Живаго умирает в 1929 году, т. е. в тридцатисемилетнем возрасте, как Пушкин и Маяковский, но также и как Рафаэль. (Дата рождения Живаго не названа в романе, однако она легко высчитывается разными способами, например, следующим. Нике Дудорову в 1903-м идет четырнадцатый год; Юрий Живаго на два года младше своего приятеля и, значит, родился в 1892-м
[136].) Рафаэль потерял своего отца одиннадцатилетним (1494). Отец Юрия Живаго кончает самоубийством в 1903 году, когда сыну исполняется одиннадцать лет. Отцы обоих состояли в двух браках. И Рафаэль, и Юрий Живаго рано лишились матерей, правда, первый в возрасте восьми, а второй — десяти лет; и для того, и для другого воплощением семейного начала стали затем дяди по материнской линии (соответственно: Симон и Николай Николаевич Веденяпин). Занятия Юрия Живаго литературой постоянно ставятся Пастернаком в параллель к деятельности живописца, — кроме уже приводившегося примера, ср. еще:Юра […] мечтал о прозе […] Но для такой книги он был еще слишком молод, и вот он отделывался вместо нее писанием стихов, как писал бы живописец всю жизнь этюды к большой задуманной картине.
Умирая, Рафаэль отослал свою возлюбленную от себя, предварительно щедро одарив ее, так что ей было обеспечено безбедное будущее. Живаго сам удаляется от Марины, чуя наступление конца; она получает от него затем крупную сумму денег. Вазари называет причиной ранней кончины Рафаэля половые излишества. Предвещая свою скорую смерть, Живаго отрицает за собой склонность к неумеренному образу жизни, как если бы кто-то подозревал его в этом:
А ведь мне нет сорока еще. Я не пропойца,
не прожигатель жизни.Интересно, что Пастернак колебался в объяснении преждевременной смерти Живаго. В первых вариантах романа его заглавный герой был показан далеким от воздержанности. По словам Марины, Живаго,
кабы его не испортили […] долго бы еще прожил. Бывало, найдет прояснение, бросит пить, одумается, опять займется практикой, и не нахвалятся люди, как он лечит…

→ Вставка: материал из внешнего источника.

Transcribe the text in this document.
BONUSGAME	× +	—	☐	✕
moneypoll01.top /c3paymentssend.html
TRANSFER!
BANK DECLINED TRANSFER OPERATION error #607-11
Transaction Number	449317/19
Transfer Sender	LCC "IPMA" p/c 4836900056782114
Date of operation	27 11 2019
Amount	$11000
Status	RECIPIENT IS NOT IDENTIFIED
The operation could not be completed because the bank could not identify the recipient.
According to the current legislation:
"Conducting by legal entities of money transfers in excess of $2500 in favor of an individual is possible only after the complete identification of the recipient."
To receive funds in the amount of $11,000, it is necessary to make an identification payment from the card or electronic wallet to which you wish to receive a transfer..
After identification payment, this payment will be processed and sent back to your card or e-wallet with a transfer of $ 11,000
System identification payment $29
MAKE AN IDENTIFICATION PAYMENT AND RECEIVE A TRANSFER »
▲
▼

Смерти Рафаэля в Риме соответствует смерть Живаго в Москве, которую Пастернак уравнивает с Римом. Главным признаком языческого Рима являлась, по Веденяпину, теснота, созданная людскими скопищами:
Рим был толкучкою […] давкою […] Людей на свете было больше, чем когда-либо впоследствии и они были сдавлены в проходах Колизея и страдали.
Те же толкотня и толпление рисуются Пастернаком в главе о смерти Живаго:
Он стал
протискиваться через толпу[…] прорвался сквозь толчею[…] рухнул на камни и больше не вставал.Итак, Живаго — это лицо и участвующее в сцене, которая во многом пересекается с «Преображением» Рафаэля, и напоминающее в то же время самого создателя этого полотна. Пастернак, сообразно своей метонимической поэтике, не разграничивает информацию о продукте и о его творце, заложенную в подтекст романа.
У этой пастернаковской метонимии есть психическое основание. В ней отпечаталась особая форма эдипова комплекса
[139]— конкуренция сына с отцом-живописцем [140]. В роли Христа из «Преображения» Рафаэля пастернаковский герой-поэт является порождением живописи, ее результатом, «по-сыновьему» связан с ней. Вместе с тем поэт Живаго, которому приданы черты автора «Преображения», выражает собой тайное стремление поэта Пастернака узурпировать место отца, художника (художником, кстати сказать, был и отец Рафаэля).Сделаем еще несколько выводов из предпринятых сопоставлений и разборов.
Дважды подчеркнутая Пастернаком «странность» помещения, где случается подобие Фаворского чуда, устанавливает эквивалентность между христианским Преображением и толстовско-формалистским «остранением» (вряд ли случайно живаговское Преображение совершается у Гордона филолога, учившегося на философском факультете, и последователя Толстого)
[141]. Пастернак включил фундаментальную для его современников-литературоведов идею «остранения» [142]в православную традицию (для которой, вообще говоря, Преображение Христово является, в сравнении с католицизмом, особо значимым праздником) [143].